I undid her bindings, her boots and her mittens; wiped away the tears and the dribbles of snot. And then we limped to a gas station to have some hot cocoa. We huddled by the window, watching a blizzard gust in, and I realized that, truly, mine was a delicate enterprise -- I was trying to trick my kid into tolerating an activity steeped in grown-up absurdity. I love the abandon of cross-country skiing, the thrill of chucking your skis down on the snow and letting 'em run into the wilderness. But the wilderness is cold; it's scary and dangerous. What dog in his right mind would go there?
Training on the carpet
Back home, we trained on the carpet, gliding past the bathroom with poles flailing. For weeks, we showed off Allie's still-gleaming skis to all visitors, even the mail man. One morning, I awoke to find all the stars in alignment. It was sunny and warm. Allie was in good humor and the cupboard, thank God, held an ample stash of hot cocoa powder--enough to fill up a Thermos. We sailed off toward Mount Hood.
Jumping into the action
The drive took two hours this time, and consumed roughly three quarts of cocoa, but when at last we arrived, the trails were bursting with life. There were kids Allie's age in pink parkas, old geezers snowplowing, snowboarders replete with pierced tongues. Everywhere, people were gliding on snow. A pageant was happening and Allie wanted, as any kid would, to jump into the action. She skeeted. Yes, five or six slow, shuffling traverses of a flat 30-foot patch and one wildly inspired leap into a snow bank. All this sans poles (who needs poles anyway?), and with her father endlessly beckoning bystanders to take photos. The escapade lasted, all told, about 30 minutes, and then we were in the lodge, warming Allie's hands in mine and ordering french fries and daubing the ketchup off of her coat.

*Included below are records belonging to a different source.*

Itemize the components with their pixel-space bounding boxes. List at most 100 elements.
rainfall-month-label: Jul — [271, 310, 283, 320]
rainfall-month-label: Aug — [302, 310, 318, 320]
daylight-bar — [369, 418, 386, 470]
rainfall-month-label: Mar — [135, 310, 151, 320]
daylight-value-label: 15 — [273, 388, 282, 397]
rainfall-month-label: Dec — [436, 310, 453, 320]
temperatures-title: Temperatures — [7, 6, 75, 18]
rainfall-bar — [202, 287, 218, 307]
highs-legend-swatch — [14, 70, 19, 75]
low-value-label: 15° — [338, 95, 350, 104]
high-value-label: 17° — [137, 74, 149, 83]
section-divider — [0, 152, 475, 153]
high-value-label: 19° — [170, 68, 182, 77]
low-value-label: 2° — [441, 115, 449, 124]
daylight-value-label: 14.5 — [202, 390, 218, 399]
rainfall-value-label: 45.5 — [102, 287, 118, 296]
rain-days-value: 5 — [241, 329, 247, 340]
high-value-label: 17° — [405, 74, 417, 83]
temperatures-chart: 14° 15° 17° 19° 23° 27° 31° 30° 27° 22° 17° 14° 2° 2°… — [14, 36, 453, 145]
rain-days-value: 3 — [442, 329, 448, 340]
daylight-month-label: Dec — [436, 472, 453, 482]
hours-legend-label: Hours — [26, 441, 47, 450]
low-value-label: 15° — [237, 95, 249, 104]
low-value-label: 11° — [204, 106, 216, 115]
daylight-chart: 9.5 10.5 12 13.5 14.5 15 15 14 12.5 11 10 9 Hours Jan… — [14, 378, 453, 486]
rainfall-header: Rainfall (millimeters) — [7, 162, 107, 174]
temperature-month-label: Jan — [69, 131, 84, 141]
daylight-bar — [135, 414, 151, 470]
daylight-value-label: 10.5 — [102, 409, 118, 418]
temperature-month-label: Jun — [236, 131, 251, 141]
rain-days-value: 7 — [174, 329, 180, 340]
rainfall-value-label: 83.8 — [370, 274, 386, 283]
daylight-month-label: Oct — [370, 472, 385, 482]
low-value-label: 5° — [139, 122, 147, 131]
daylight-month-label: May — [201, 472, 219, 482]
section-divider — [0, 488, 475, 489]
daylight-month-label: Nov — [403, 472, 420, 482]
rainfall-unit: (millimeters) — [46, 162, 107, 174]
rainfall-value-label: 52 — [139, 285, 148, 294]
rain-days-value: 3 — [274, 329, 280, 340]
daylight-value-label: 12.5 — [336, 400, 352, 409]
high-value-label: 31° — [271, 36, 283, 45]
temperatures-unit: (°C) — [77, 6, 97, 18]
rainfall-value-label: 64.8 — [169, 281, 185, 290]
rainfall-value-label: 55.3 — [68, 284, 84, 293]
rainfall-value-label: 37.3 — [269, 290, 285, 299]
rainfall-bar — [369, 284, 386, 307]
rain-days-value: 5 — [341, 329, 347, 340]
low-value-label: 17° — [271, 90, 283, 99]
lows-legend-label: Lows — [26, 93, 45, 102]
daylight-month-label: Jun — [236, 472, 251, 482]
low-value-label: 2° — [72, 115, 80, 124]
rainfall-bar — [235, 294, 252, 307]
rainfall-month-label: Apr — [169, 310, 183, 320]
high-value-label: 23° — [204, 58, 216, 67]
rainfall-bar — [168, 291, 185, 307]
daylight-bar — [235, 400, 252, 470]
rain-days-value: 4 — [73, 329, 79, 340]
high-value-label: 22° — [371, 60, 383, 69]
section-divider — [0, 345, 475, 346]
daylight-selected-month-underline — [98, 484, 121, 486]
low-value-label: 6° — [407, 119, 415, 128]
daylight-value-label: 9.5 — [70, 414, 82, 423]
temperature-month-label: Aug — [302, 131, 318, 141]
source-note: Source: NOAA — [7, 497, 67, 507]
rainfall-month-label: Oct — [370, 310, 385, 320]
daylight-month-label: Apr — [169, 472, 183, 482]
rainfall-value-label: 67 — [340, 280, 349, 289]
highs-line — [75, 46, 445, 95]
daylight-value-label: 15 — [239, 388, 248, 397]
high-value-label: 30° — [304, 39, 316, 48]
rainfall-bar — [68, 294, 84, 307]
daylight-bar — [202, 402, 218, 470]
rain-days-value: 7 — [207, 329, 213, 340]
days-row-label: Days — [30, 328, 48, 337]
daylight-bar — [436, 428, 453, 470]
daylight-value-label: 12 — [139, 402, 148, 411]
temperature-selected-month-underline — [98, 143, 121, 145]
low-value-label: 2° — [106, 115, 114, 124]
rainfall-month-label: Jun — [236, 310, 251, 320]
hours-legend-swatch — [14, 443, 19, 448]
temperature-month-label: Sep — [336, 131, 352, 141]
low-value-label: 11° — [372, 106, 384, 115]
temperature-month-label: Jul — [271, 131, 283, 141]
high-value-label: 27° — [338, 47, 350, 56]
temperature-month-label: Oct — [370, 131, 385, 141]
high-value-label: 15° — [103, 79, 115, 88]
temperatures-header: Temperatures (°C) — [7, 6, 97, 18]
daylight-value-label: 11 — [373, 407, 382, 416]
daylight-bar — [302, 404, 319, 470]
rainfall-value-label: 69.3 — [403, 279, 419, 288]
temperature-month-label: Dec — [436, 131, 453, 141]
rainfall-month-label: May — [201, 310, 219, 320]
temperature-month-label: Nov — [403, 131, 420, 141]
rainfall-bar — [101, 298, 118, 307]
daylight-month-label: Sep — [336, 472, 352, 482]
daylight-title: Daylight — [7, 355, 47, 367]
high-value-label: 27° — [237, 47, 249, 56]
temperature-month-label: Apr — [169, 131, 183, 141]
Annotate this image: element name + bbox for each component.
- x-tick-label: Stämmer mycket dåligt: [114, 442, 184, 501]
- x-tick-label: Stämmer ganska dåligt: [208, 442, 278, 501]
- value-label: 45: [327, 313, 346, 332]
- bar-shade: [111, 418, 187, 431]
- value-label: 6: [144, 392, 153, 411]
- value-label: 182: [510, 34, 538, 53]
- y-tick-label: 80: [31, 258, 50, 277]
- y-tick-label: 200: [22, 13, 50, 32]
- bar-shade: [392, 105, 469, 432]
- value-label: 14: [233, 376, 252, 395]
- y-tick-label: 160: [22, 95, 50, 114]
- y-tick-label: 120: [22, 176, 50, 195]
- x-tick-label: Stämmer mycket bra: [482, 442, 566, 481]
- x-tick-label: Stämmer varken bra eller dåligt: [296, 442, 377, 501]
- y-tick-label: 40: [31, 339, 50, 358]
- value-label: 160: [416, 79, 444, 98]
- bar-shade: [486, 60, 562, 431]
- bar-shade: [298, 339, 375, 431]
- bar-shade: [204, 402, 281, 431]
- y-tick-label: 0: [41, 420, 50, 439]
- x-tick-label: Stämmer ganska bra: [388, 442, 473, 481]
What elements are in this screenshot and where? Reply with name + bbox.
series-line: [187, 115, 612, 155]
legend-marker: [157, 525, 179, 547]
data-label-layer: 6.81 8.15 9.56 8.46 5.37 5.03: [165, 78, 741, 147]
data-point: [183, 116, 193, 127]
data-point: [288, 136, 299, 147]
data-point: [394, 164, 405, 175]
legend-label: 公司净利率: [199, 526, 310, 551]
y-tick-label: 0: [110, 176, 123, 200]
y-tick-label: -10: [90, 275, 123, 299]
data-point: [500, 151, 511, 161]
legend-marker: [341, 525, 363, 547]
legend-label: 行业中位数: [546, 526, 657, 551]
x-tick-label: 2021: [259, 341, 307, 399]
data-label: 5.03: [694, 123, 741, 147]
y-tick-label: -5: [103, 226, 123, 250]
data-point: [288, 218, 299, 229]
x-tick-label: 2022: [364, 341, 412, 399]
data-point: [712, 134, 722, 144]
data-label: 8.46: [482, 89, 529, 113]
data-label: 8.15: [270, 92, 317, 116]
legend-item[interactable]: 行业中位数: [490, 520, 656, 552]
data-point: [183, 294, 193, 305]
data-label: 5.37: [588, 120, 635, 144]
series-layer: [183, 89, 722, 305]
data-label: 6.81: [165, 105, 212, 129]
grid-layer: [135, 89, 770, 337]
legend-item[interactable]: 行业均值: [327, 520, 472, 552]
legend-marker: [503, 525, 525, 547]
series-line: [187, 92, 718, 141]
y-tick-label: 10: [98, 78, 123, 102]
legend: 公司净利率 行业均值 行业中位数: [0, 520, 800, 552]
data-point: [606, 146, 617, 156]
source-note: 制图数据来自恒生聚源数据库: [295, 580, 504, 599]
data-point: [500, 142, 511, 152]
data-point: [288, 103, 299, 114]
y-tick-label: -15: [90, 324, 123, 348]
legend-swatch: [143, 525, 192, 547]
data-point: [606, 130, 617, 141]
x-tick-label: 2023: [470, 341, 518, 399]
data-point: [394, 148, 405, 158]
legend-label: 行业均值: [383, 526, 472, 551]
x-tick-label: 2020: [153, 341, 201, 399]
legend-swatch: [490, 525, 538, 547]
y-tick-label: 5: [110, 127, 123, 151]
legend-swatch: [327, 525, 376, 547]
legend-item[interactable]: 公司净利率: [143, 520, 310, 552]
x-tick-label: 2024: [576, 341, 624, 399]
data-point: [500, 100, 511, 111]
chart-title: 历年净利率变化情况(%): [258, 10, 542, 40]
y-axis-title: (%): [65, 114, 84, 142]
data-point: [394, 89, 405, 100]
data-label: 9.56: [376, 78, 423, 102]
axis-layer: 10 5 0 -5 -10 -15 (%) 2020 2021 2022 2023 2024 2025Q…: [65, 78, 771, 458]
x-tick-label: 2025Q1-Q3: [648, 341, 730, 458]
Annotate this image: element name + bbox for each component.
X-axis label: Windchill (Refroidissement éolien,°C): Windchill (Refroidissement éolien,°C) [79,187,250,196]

She slept all the way home, of course, and my mind drifted off. I remembered our first trip home, through the blizzard, and the way our little car swooped on the road. I was exhausted then, aching after pushing us out of a driveway, and I drove with both hands on the wheel. My knuckles were white as my foot pumped the brake. But still we made it down off the mountain. Our tires gripped, and Allie slept and the heater blasted and we drove on, the two of us on an adventure.